苏醒后的日子,变成了一场与自身残躯的缓慢角力。
每一天,石屋都如同一个无声的修炼场。凌云的身体状况成了哈鲁和老巫共同关注的焦点,也成了整个黑岩部族悄然流传的隐秘话题。
清晨,哈鲁会准时到来。他不再带着审视与警惕,更像是一个严苛却不乏耐心的教官。他带来的不再是柔软的流食,而是质地稍硬、需要更多咀嚼的熏肉条和烤得焦脆的块茎,以及一碗混合了某种辛辣草籽的、能刺激味蕾与活络气血的浓汤。
吃饭,成了第一项训练。
凌云必须依靠自己那依旧颤抖无力的手,握住粗糙的骨制餐具,将食物送入口中,咀嚼,吞咽。最初几次,食物洒落得到处都是,手指被粗糙的餐具边缘磨得发红,咀嚼稍硬的食物时,下颌和脖颈的肌肉酸痛不已。但他从不抱怨,只是沉默地、一次又一次地尝试,眼神专注得近乎偏执。
哈鲁从不帮忙,只是在一旁静静看着,偶尔会调整一下食物的摆放位置,或者用眼神示意某个更省力的握持角度。当凌云成功吃完一顿饭,哪怕过程狼狈,哈鲁眼中也会闪过一丝几不可察的赞许。
进食之后,是短暂的活动。
在哈鲁的搀扶下,凌云会被扶着在石屋内极其缓慢地行走几步。他的双腿如同灌了铅,每一步都伴随着肌肉的颤抖和骨骼关节的轻微嘎吱声。但站立的视角,行走时地面的触感,都让他对“身体”的感知更加真实。往往只走三五步,便会耗尽他刚刚积攒的气力,需要立刻坐下休息,额头渗出细密的冷汗。
哈鲁会递过清水,等他喘息平复。
然后,是新的内容。
这一天,哈鲁没有像往常一样立刻离开。

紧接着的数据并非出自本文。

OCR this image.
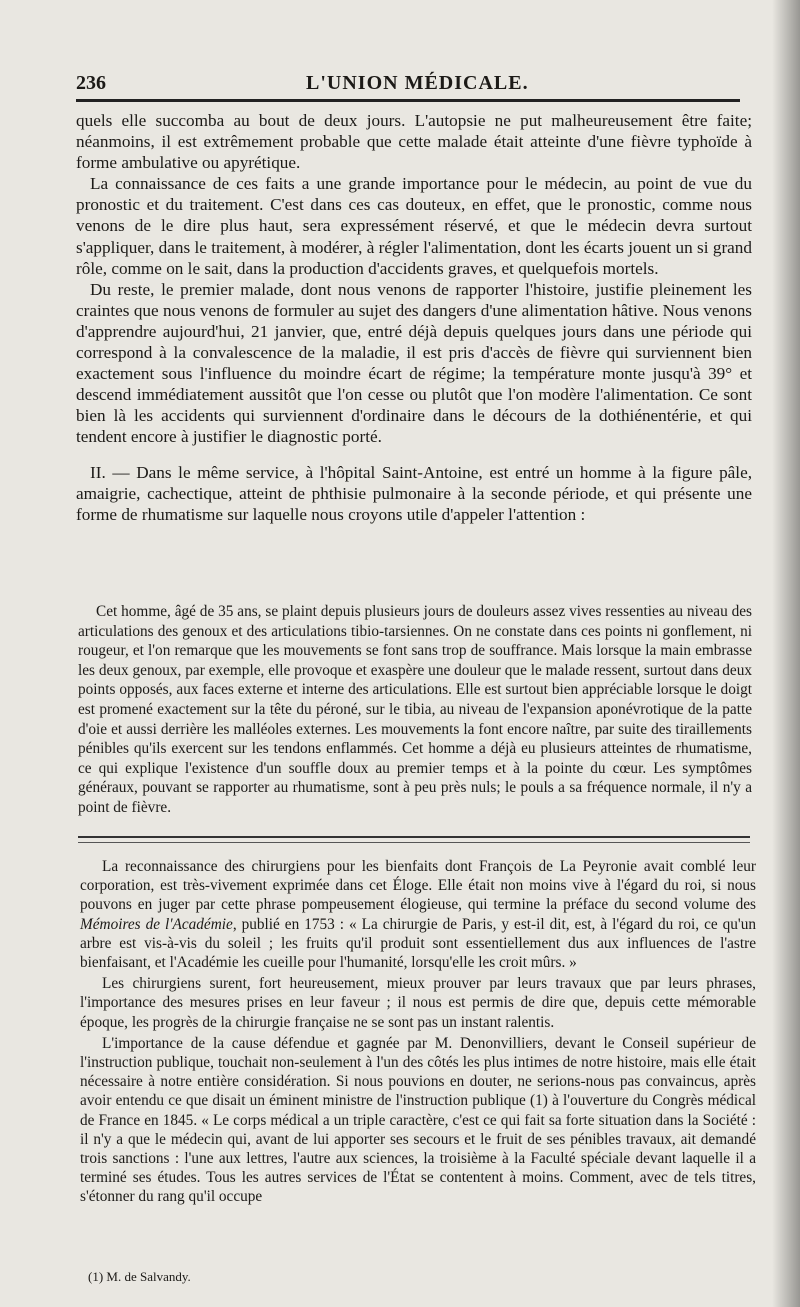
236	L'UNION MÉDICALE.

quels elle succomba au bout de deux jours. L'autopsie ne put malheureusement être faite; néanmoins, il est extrêmement probable que cette malade était atteinte d'une fièvre typhoïde à forme ambulative ou apyrétique.

La connaissance de ces faits a une grande importance pour le médecin, au point de vue du pronostic et du traitement. C'est dans ces cas douteux, en effet, que le pronostic, comme nous venons de le dire plus haut, sera expressément réservé, et que le médecin devra surtout s'appliquer, dans le traitement, à modérer, à régler l'alimentation, dont les écarts jouent un si grand rôle, comme on le sait, dans la production d'accidents graves, et quelquefois mortels.

Du reste, le premier malade, dont nous venons de rapporter l'histoire, justifie pleinement les craintes que nous venons de formuler au sujet des dangers d'une alimentation hâtive. Nous venons d'apprendre aujourd'hui, 21 janvier, que, entré déjà depuis quelques jours dans une période qui correspond à la convalescence de la maladie, il est pris d'accès de fièvre qui surviennent bien exactement sous l'influence du moindre écart de régime; la température monte jusqu'à 39° et descend immédiatement aussitôt que l'on cesse ou plutôt que l'on modère l'alimentation. Ce sont bien là les accidents qui surviennent d'ordinaire dans le décours de la dothiénentérie, et qui tendent encore à justifier le diagnostic porté.

II. — Dans le même service, à l'hôpital Saint-Antoine, est entré un homme à la figure pâle, amaigrie, cachectique, atteint de phthisie pulmonaire à la seconde période, et qui présente une forme de rhumatisme sur laquelle nous croyons utile d'appeler l'attention :

Cet homme, âgé de 35 ans, se plaint depuis plusieurs jours de douleurs assez vives ressenties au niveau des articulations des genoux et des articulations tibio-tarsiennes. On ne constate dans ces points ni gonflement, ni rougeur, et l'on remarque que les mouvements se font sans trop de souffrance. Mais lorsque la main embrasse les deux genoux, par exemple, elle provoque et exaspère une douleur que le malade ressent, surtout dans deux points opposés, aux faces externe et interne des articulations. Elle est surtout bien appréciable lorsque le doigt est promené exactement sur la tête du péroné, sur le tibia, au niveau de l'expansion aponévrotique de la patte d'oie et aussi derrière les malléoles externes. Les mouvements la font encore naître, par suite des tiraillements pénibles qu'ils exercent sur les tendons enflammés. Cet homme a déjà eu plusieurs atteintes de rhumatisme, ce qui explique l'existence d'un souffle doux au premier temps et à la pointe du cœur. Les symptômes généraux, pouvant se rapporter au rhumatisme, sont à peu près nuls; le pouls a sa fréquence normale, il n'y a point de fièvre.

La reconnaissance des chirurgiens pour les bienfaits dont François de La Peyronie avait comblé leur corporation, est très-vivement exprimée dans cet Éloge. Elle était non moins vive à l'égard du roi, si nous pouvons en juger par cette phrase pompeusement élogieuse, qui termine la préface du second volume des Mémoires de l'Académie, publié en 1753 : « La chirurgie de Paris, y est-il dit, est, à l'égard du roi, ce qu'un arbre est vis-à-vis du soleil ; les fruits qu'il produit sont essentiellement dus aux influences de l'astre bienfaisant, et l'Académie les cueille pour l'humanité, lorsqu'elle les croit mûrs. »

Les chirurgiens surent, fort heureusement, mieux prouver par leurs travaux que par leurs phrases, l'importance des mesures prises en leur faveur ; il nous est permis de dire que, depuis cette mémorable époque, les progrès de la chirurgie française ne se sont pas un instant ralentis.

L'importance de la cause défendue et gagnée par M. Denonvilliers, devant le Conseil supérieur de l'instruction publique, touchait non-seulement à l'un des côtés les plus intimes de notre histoire, mais elle était nécessaire à notre entière considération. Si nous pouvions en douter, ne serions-nous pas convaincus, après avoir entendu ce que disait un éminent ministre de l'instruction publique (1) à l'ouverture du Congrès médical de France en 1845. « Le corps médical a un triple caractère, c'est ce qui fait sa forte situation dans la Société : il n'y a que le médecin qui, avant de lui apporter ses secours et le fruit de ses pénibles travaux, ait demandé trois sanctions : l'une aux lettres, l'autre aux sciences, la troisième à la Faculté spéciale devant laquelle il a terminé ses études. Tous les autres services de l'État se contentent à moins. Comment, avec de tels titres, s'étonner du rang qu'il occupe

(1) M. de Salvandy.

他蹲在凌云面前,从腰间解下一柄短匕。并非骨制,而是用一种暗沉发黑的石头打磨而成,刃口不算锋利,却异常厚重坚实,握柄缠绕着粗糙的兽皮条,上面沾染着经年累月使用留下的深色污渍。
他将石匕横放在两人之间的地面上,用眼神示意凌云:试试。
这不是进食工具,也不是玩具。这是一把真正的、用于狩猎、切割、搏杀的武器,带着黑岩部族特有的粗犷与实用气息,也带着哈鲁本人使用留下的浓烈煞气与意志残留。

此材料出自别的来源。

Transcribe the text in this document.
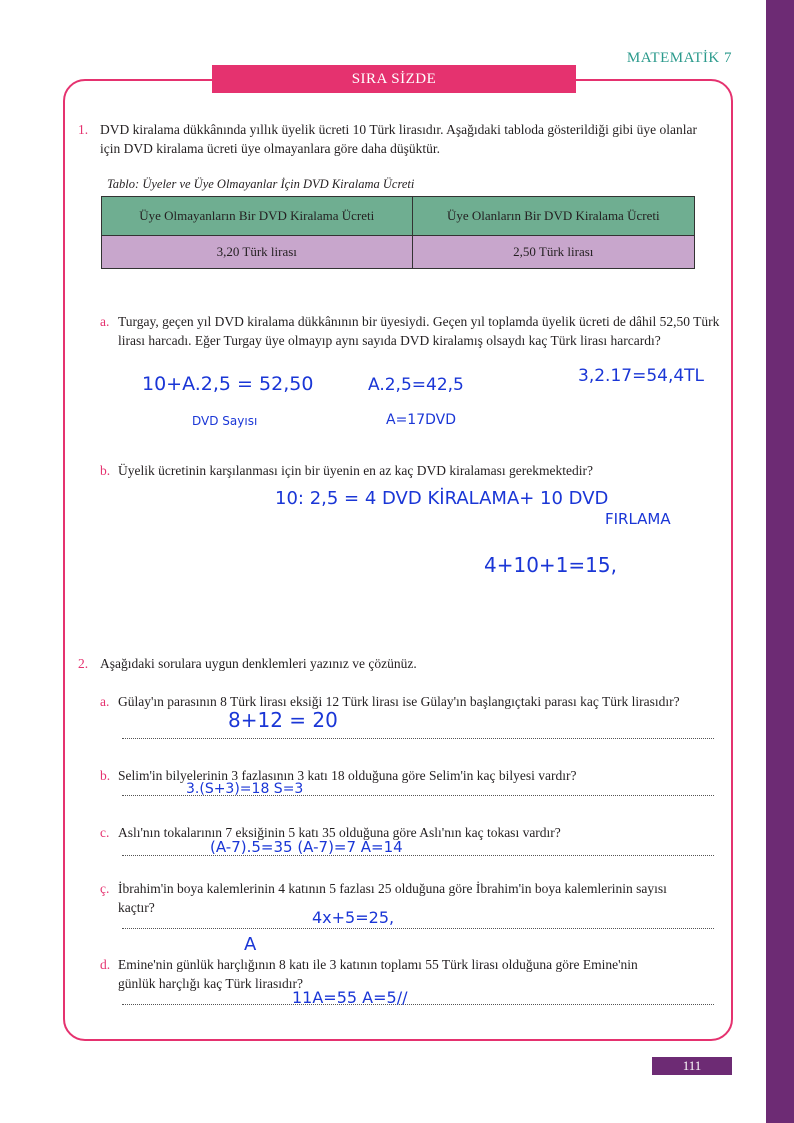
MATEMATİK 7
SIRA SİZDE
1. DVD kiralama dükkânında yıllık üyelik ücreti 10 Türk lirasıdır. Aşağıdaki tabloda gösterildiği gibi üye olanlar için DVD kiralama ücreti üye olmayanlara göre daha düşüktür.
Tablo: Üyeler ve Üye Olmayanlar İçin DVD Kiralama Ücreti
Üye Olmayanların Bir DVD Kiralama Ücreti	Üye Olanların Bir DVD Kiralama Ücreti
3,20 Türk lirası	2,50 Türk lirası
a. Turgay, geçen yıl DVD kiralama dükkânının bir üyesiydi. Geçen yıl toplamda üyelik ücreti de dâhil 52,50 Türk lirası harcadı. Eğer Turgay üye olmayıp aynı sayıda DVD kiralamış olsaydı kaç Türk lirası harcardı?
10+A.2,5 = 52,50
DVD Sayısı
A.2,5=42,5
A=17DVD
3,2.17=54,4TL
b. Üyelik ücretinin karşılanması için bir üyenin en az kaç DVD kiralaması gerekmektedir?
10: 2,5 = 4 DVD KİRALAMA+ 10 DVD
FIRLAMA
4+10+1=15,
2. Aşağıdaki sorulara uygun denklemleri yazınız ve çözünüz.
a. Gülay'ın parasının 8 Türk lirası eksiği 12 Türk lirası ise Gülay'ın başlangıçtaki parası kaç Türk lirasıdır?
8+12 = 20
b. Selim'in bilyelerinin 3 fazlasının 3 katı 18 olduğuna göre Selim'in kaç bilyesi vardır?
3.(S+3)=18 S=3
c. Aslı'nın tokalarının 7 eksiğinin 5 katı 35 olduğuna göre Aslı'nın kaç tokası vardır?
(A-7).5=35 (A-7)=7 A=14
ç. İbrahim'in boya kalemlerinin 4 katının 5 fazlası 25 olduğuna göre İbrahim'in boya kalemlerinin sayısı kaçtır?
4x+5=25,
A
d. Emine'nin günlük harçlığının 8 katı ile 3 katının toplamı 55 Türk lirası olduğuna göre Emine'nin günlük harçlığı kaç Türk lirasıdır?
11A=55 A=5//
111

凌云看着地上的石匕,目光沉静。他缓缓伸出右手,手指在空中停顿了一瞬,仿佛在权衡自己是否能够驾驭这件明显更沉重、更需要力量与控制的物件。
他没有犹豫太久,手指落下,握住了缠满兽皮的握柄。
冰冷、粗糙、沉重的触感瞬间传来。比他想象的要重,握柄的纹路硌着掌心尚未完全恢复的皮肉。他尝试着收紧手指。

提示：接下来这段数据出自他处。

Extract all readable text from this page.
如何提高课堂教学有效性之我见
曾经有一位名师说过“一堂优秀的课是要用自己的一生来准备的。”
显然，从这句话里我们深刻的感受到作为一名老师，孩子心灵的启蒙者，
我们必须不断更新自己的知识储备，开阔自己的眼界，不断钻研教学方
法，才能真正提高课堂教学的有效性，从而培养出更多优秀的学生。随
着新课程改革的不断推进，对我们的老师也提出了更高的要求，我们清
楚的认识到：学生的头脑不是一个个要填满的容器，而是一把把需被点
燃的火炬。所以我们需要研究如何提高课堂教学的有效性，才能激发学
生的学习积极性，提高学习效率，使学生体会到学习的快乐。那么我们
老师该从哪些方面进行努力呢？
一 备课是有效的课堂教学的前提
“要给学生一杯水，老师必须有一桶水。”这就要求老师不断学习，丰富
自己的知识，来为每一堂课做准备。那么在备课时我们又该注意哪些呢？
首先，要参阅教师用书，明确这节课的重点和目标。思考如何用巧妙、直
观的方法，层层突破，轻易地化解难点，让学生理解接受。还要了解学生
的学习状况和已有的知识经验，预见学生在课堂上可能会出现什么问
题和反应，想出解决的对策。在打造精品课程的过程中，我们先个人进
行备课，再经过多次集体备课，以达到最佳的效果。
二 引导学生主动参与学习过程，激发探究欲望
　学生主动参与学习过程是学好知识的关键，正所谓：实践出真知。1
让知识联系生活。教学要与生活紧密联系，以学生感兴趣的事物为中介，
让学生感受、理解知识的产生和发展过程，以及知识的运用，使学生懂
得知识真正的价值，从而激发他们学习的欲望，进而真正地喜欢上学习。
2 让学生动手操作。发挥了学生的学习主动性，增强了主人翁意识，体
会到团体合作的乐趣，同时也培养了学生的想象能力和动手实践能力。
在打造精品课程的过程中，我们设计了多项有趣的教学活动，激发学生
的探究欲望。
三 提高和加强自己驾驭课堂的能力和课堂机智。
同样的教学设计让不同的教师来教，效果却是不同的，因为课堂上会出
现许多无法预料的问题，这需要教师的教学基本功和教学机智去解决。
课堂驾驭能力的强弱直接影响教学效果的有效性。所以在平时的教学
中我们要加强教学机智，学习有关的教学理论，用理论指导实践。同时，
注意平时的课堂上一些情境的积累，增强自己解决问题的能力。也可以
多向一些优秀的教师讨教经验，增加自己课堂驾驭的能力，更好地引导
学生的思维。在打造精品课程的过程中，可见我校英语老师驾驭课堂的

五指弯曲,指关节因用力而泛白。石匕被稳稳地抓握了起来,离开了地面。
动作依旧缓慢,手臂因承重而微微颤抖,但确实握住了。
哈鲁眼神微凝。这石匕的重量,对于一个重伤初愈、力量远未恢复的人来说,并不轻松。凌云能一次握住,甚至没有脱手,这份对手臂力量的控制和对重心的感知,已经超出了一般伤员的范畴。
凌云没有去看哈鲁的反应。他的注意力完全集中在手中的石匕上。他能感觉到石匕本身的“惰性”与“坚硬”,也能隐约感觉到其上残留的、属于哈鲁的、如同磐石般沉稳又带着血气的意志痕迹。这是一种很奇特的体验,仿佛通过这柄武器,触碰到了另一个生命的战斗片段。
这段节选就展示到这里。